Se non fosse per la scarsa luce e l’effetto leggermente claustrofobico che ne deriva, la mostra “BACON, FREUD, LA SCUOLA DI LONDRA. Opere della TATE” in corso al Chiostro del Bramante sarebbe perfetta.
Non ci sono molte opere, siamo intorno alla cinquantina, eppure ce ne sono alcune di grande pregio.
In mostra il tentativo, riuscito a nostro avviso, di regalarci uno sguardo più approfondito su un momento storico di rilevante importanza vissuto a Londra dalla fine della seconda guerra mondiale. Bacon e Freud, Freud e Bacon. Ci sono loro, due artisti immensi, due geni del pennello, che ci raccontano con maestria e grandi doti il disagio di quegli anni. Caratterialmente diversi, i due si incontrano e, pur percorrendo strade diverse, regalano allo spettatore il medesimo horror vacui dato da pennellate in un caso violente, nell’altro fluide.

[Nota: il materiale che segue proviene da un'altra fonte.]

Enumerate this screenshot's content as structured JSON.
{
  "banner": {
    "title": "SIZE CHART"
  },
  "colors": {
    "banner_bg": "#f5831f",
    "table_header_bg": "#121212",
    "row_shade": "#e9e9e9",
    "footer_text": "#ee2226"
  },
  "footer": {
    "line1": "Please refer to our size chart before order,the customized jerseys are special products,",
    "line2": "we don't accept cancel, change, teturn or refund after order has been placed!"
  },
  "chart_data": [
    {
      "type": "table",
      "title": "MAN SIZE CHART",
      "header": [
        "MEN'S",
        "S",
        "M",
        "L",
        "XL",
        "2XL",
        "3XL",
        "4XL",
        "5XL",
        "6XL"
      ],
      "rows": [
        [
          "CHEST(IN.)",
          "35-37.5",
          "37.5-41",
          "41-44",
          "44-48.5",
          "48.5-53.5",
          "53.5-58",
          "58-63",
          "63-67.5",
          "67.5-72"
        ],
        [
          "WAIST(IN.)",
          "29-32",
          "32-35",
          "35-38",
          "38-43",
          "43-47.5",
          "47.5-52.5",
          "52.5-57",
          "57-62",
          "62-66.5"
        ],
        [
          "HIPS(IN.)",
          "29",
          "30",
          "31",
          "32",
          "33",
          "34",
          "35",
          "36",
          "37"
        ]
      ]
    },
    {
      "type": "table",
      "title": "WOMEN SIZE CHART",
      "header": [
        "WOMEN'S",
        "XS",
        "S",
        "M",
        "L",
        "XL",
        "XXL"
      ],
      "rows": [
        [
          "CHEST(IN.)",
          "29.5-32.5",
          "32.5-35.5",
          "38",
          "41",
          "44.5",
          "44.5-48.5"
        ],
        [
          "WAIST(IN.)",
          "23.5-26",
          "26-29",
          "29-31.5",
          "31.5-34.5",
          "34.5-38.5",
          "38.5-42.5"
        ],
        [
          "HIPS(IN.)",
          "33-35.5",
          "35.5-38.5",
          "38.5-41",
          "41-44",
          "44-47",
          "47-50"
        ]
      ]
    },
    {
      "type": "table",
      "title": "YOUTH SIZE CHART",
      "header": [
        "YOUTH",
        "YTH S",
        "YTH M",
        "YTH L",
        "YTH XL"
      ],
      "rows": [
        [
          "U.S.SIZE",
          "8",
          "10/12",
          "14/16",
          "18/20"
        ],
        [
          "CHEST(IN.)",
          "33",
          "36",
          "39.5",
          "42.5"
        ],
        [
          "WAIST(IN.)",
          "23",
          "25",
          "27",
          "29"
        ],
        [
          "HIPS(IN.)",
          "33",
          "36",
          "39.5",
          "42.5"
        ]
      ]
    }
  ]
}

La mostra, dal titolo “Bacon, Freud, La scuola di Londra”, visitabile fino al prossimo 23 febbraio, narra, attraverso sguardi potenti, forieri di disagio, di tristezza, di infelicità , un complesso momento storico, dal quale con fatica si è usciti. Dice Bacon “L’urlo mi viene bene, ma ho molti problemi con il sorriso”, e in un attimo la memoria ci riporta a un urlo più famoso, quello di Munch.
canto, risulta più comprensibile questa affermazione ponendoci davanti a delle opere presenti in mostra, come quel dipinto che si intitola “Studio per ritratto” in cui vediamo un uomo la cui bocca è completamente spalancata e la visione che si evidenzia è solamente quella di una grande dentatura che sembra contenere a fatica un urlo, appunto. Che è urlo di disperazione, di impotenza, di disagio, di ossessione anche. In mostra le opere più grandiose, il corpus centrale, proviene dalle collezioni della Tate, e sono lavori di notevole bellezza, che raccontano fortemente i due artisti. Bacon, Freud, che con i loro colori, i loro pennelli, le loro pennellate audaci da un lato, e determinate dall’altro, sono quasi due facce di una stessa medaglia. Bacon che scappa da una famiglia che non accetta la sua omosessualità e il suo voler diventare artista, Freud che si oppone a un mondo che non ama, percorrendo le strade pericolose dell’alcool e del gioco d’azzardo. Due vite al limite della disperazione, che si comprendono perfettamente nelle loro opere, due mondi che si attraversano, si dipanano per poi ritrovarsi. La fragilità è la caratteristica più evidente in queste opere, e che troviamo nelle grandi tele di Freud, ma anche in quelle più piccole di Bacon.
Tra le tante opere espressive di Freud, uno dei quadri più piccoli, tuttavia di maggiore potenza, lo possiamo ammirare nell’ultima sala, si intitola “Boy smoking”, ed è del 1950. Un piccolo olio su rame, un volto di uomo che rappresenta il cliché dell’epoca. Il bello e dannato che troveremo di lì a poco rappresentato nella letteratura, e nella cinematografia, così come nel teatro. Un ragazzo con lo sguardo perso, con una sigaretta spenta in bocca, a evocare tutto il disagio possibile, con il mento poggiato su un supporto dall’equilibrio instabile.
In mostra anche gli altri artisti confluiti nella cosiddetta Scuola di Londra, che aiutano, con le loro opere, a tratteggiare al meglio questo momento storico.
La mostra si avvale di uno straordinario apparato didattico comprensivo, tra l’altro, di un’audioguida per adulti ottimamente realizzata da Costantino D’Orazio, e di un’audioguida per bambini.